Hybrid lenses — rigid center with soft skirt for comfort

Piggyback lenses — soft lens underneath with RGP on top

Intrastromal Corneal Ring Segments (Intacs)

  • Small plastic inserts placed within the cornea
  • Flatten the cone to improve shape
  • May improve contact lens fit
  • Less commonly used since cross-linking became available

Corneal Transplant

For severe keratoconus that cannot be managed with lenses:

  • Penetrating keratoplasty (PK)—full-thickness transplant
  • Deep anterior lamellar keratoplasty (DALK)—partial-thickness, preserves patient's endothelium (lower rejection risk)
  • High success rate (>90% graft survival at 10 years)
  • Recovery takes months; sutures remain for 1+ year
  • Glasses or contact lenses still usually needed after transplant

When to See a Doctor

Schedule an eye exam if you notice:

  • Rapidly changing eyeglass prescription, especially increasing astigmatism
  • Vision that glasses can't fully correct
  • Distortion or ghosting of images
  • Family history of keratoconus

Frequently Asked Questions

Can keratoconus be cured?

Keratoconus cannot be cured, but it can be effectively managed. Corneal cross-linking can stop progression, and specialty contact lenses can restore excellent functional vision for most patients.

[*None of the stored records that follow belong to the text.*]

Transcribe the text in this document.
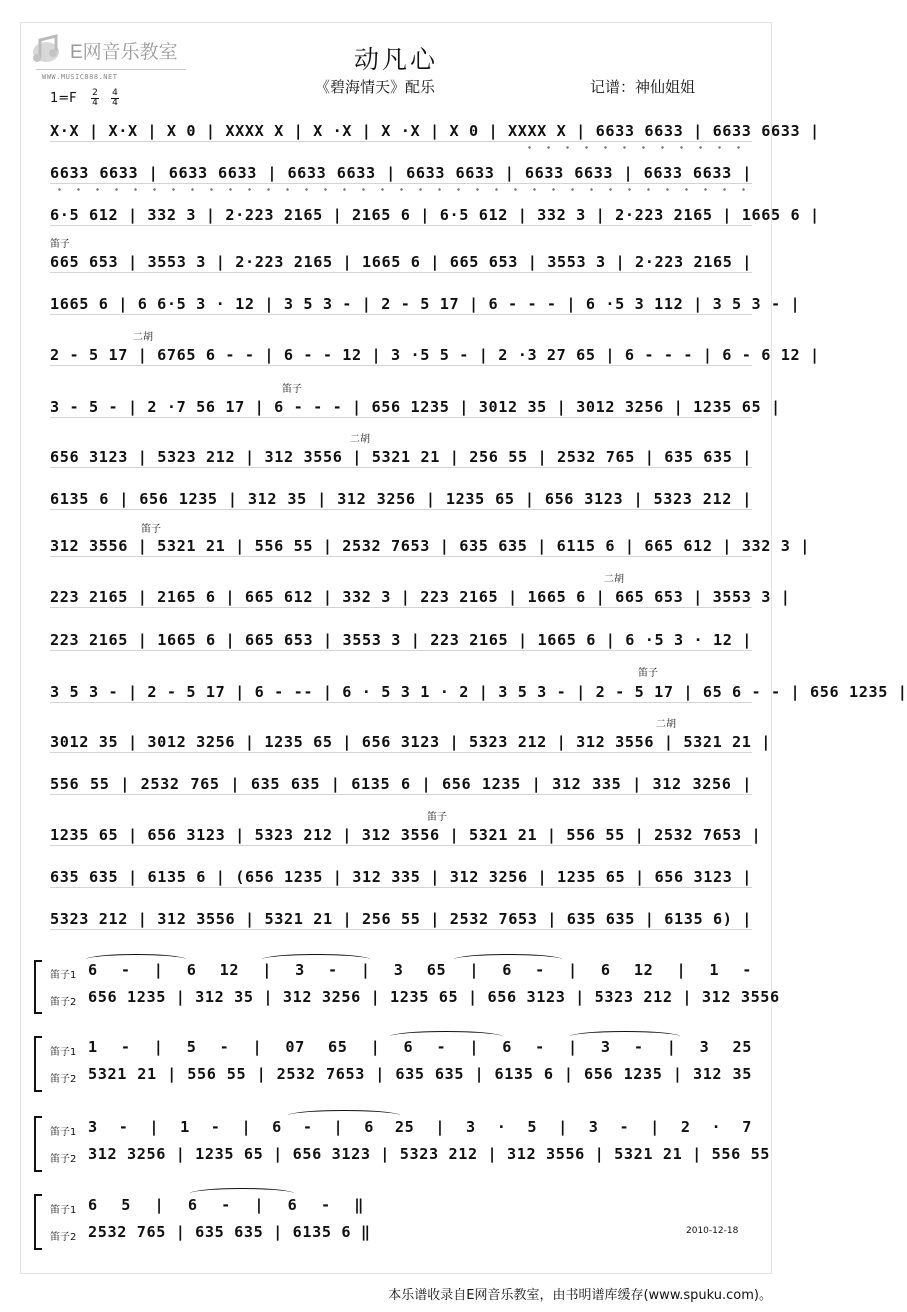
E网音乐教室
WWW.MUSIC888.NET
动凡心
《碧海情天》配乐	记谱：神仙姐姐
1=F 2
4
4
4
X·X | X·X | X 0 | XXXX X | X ·X | X ·X | X 0 | XXXX X | 6633 6633 | 6633 6633 |
6633 6633 | 6633 6633 | 6633 6633 | 6633 6633 | 6633 6633 | 6633 6633 |
6·5 612 | 332 3 | 2·223 2165 | 2165 6 | 6·5 612 | 332 3 | 2·223 2165 | 1665 6 |
665 653 | 3553 3 | 2·223 2165 | 1665 6 | 665 653 | 3553 3 | 2·223 2165 |
1665 6 | 6 6·5 3 · 12 | 3 5 3 - | 2 - 5 17 | 6 - - - | 6 ·5 3 112 | 3 5 3 - |
2 - 5 17 | 6765 6 - - | 6 - - 12 | 3 ·5 5 - | 2 ·3 27 65 | 6 - - - | 6 - 6 12 |
3 - 5 - | 2 ·7 56 17 | 6 - - - | 656 1235 | 3012 35 | 3012 3256 | 1235 65 |
656 3123 | 5323 212 | 312 3556 | 5321 21 | 256 55 | 2532 765 | 635 635 |
6135 6 | 656 1235 | 312 35 | 312 3256 | 1235 65 | 656 3123 | 5323 212 |
312 3556 | 5321 21 | 556 55 | 2532 7653 | 635 635 | 6115 6 | 665 612 | 332 3 |
223 2165 | 2165 6 | 665 612 | 332 3 | 223 2165 | 1665 6 | 665 653 | 3553 3 |
223 2165 | 1665 6 | 665 653 | 3553 3 | 223 2165 | 1665 6 | 6 ·5 3 · 12 |
3 5 3 - | 2 - 5 17 | 6 - -- | 6 · 5 3 1 · 2 | 3 5 3 - | 2 - 5 17 | 65 6 - - | 656 1235 |
3012 35 | 3012 3256 | 1235 65 | 656 3123 | 5323 212 | 312 3556 | 5321 21 |
556 55 | 2532 765 | 635 635 | 6135 6 | 656 1235 | 312 335 | 312 3256 |
1235 65 | 656 3123 | 5323 212 | 312 3556 | 5321 21 | 556 55 | 2532 7653 |
635 635 | 6135 6 | (656 1235 | 312 335 | 312 3256 | 1235 65 | 656 3123 |
5323 212 | 312 3556 | 5321 21 | 256 55 | 2532 7653 | 635 635 | 6135 6) |
笛子
二胡
笛子
二胡
笛子
二胡
笛子
二胡
笛子
笛子1
笛子2
6 - | 6 12 | 3 - | 3 65 | 6 - | 6 12 | 1 -
656 1235 | 312 35 | 312 3256 | 1235 65 | 656 3123 | 5323 212 | 312 3556
笛子1
笛子2
1 - | 5 - | 07 65 | 6 - | 6 - | 3 - | 3 25
5321 21 | 556 55 | 2532 7653 | 635 635 | 6135 6 | 656 1235 | 312 35
笛子1
笛子2
3 - | 1 - | 6 - | 6 25 | 3 · 5 | 3 - | 2 · 7
312 3256 | 1235 65 | 656 3123 | 5323 212 | 312 3556 | 5321 21 | 556 55
笛子1
笛子2
6 5 | 6 - | 6 - ‖
2532 765 | 635 635 | 6135 6 ‖	2010-12-18
本乐谱收录自E网音乐教室，由书明谱库缓存(www.spuku.com)。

Will I go blind from keratoconus?

Keratoconus very rarely causes total blindness. Even in advanced cases, corneal transplant surgery has a high success rate. With modern treatments including cross-linking and scleral lenses, most patients maintain good functional vision.

Can I have LASIK if I have keratoconus?

No. LASIK and other corneal refractive surgeries that thin the cornea are contraindicated in keratoconus. These procedures can worsen the condition. This is why corneal topography screening is done before LASIK.

Does keratoconus affect both eyes?

Yes, keratoconus is bilateral in about 96% of cases, though one eye is usually more advanced than the other. If diagnosed in one eye, the other should be monitored closely.

At what age does keratoconus stop progressing?

Keratoconus typically stabilizes by the late 30s to 40s, but there is no guaranteed age. Cross-linking is recommended for progressive cases rather than waiting for natural stabilization.